Frum offers the example of drunk driving as a potential blueprint: The action has been illegal in the United States since cars became ubiquitous, but those laws weren’t consistently enforced until the 1980s, with the founding of Mothers Against Drunk Driving by a woman who had lost her daughter to a repeat hit-and-run driver.
“MADD convinced American drivers that they were not weak or unmanly if they surrendered the car keys after drinking too much,” Frum writes. “That kind of cultural change beckons now.”
- NPR announced that it will no longer post new content to its 52 official Twitter feeds following the platform’s decision to label the network “state-affiliated media,” a term it uses for propaganda outlets in autocratic countries (the company later changed the label to “government-funded media”).
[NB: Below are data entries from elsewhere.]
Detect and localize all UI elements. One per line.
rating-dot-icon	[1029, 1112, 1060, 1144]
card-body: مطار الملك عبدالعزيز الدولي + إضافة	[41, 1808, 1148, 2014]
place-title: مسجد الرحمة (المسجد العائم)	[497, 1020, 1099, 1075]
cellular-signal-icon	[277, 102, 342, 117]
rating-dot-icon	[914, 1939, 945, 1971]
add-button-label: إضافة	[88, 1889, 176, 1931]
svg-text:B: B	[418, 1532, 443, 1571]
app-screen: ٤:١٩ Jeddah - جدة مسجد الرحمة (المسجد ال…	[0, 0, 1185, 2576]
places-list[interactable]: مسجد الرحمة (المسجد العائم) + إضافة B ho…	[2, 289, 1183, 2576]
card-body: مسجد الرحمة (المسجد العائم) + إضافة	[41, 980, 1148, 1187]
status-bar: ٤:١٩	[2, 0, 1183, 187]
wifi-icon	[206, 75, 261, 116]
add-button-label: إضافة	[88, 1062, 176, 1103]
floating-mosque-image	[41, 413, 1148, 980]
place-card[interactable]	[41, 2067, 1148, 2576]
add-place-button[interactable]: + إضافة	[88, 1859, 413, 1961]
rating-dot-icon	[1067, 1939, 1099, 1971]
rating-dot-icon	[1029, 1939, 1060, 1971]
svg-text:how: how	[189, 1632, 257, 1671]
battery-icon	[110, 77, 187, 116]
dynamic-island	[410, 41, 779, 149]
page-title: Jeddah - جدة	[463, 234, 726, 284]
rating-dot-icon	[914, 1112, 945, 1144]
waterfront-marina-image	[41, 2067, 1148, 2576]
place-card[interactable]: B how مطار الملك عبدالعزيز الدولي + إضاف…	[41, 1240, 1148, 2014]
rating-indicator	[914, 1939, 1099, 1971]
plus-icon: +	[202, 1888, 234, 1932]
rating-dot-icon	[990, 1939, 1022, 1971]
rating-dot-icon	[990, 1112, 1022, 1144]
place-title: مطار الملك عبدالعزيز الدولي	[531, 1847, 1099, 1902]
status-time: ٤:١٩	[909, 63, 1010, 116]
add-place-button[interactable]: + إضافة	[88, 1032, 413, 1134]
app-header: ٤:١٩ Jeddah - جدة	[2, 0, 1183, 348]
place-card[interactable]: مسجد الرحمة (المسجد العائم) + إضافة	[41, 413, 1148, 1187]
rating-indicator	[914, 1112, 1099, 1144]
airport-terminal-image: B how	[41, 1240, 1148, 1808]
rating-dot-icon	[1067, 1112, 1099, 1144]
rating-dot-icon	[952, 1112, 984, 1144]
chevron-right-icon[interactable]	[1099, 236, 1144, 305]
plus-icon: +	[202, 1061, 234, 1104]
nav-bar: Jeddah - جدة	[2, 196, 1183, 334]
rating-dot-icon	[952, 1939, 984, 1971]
The broadcaster is the first major news organization to go silent on the social-media platform.
- Approximately 2,000 eastern Indiana residents have been ordered to evacuate due to toxic smoke emissions from a massive recycling-plant fire in the city of Richmond. The blaze, which began yesterday, could continue burning for several days.
- The e-cigarette company Juul reached a $462 million settlement with New York, California, and several other states, resolving multiple lawsuits over the company’s purported marketing to young people.
- The Weekly Planet: Conservationists pride themselves on protecting all of Earth’s life, but, Emma Marris argues, their field often overlooks the most common type of life.
- Up for Debate: Broader news coverage—and less political reporting—could lead to a better-informed population, Conor Friedersdorf writes.
The Real Hero of Ted Lasso
By Megan Garber
Ted Lasso, like an athlete meeting the moment, peaked at the right time. The show premiered during the waning months of Donald Trump’s presidency; against that backdrop, its positivity felt like catharsis, its soft morals a rebuke. Soon, Ted Lasso was winning fans and Emmys. Articles were heralding it as an answer to our ills. The accolades recognized the brilliance of a show that weaves Dickensian plots with postmodern wit. But they were also concessions. Kindness should not be radical. Empathy should not be an argument. Here we were, though, as so much was falling apart, turning a wacky comedy about British soccer into a plea for American politics.
More From The Atlantic
Read. Monsters: A Fan’s Dilemma, by Claire Dederer, explains why it’s okay to like good art by bad people.
Watch. Our critic argues that Air, in theaters, delivers more substance than you’d expect from a film about a mega-company’s best-known win.
Although I didn’t spend much time talking about Erika Mahoney’s essay above, I recommend sitting with it when you’re ready to step away from the policy side of the firearm conversation and reflect on the emotional toll of this violence. The essay is an honest portrayal of losing a parent to a mass shooting, and of revisiting that pain with every news alert of another such tragedy.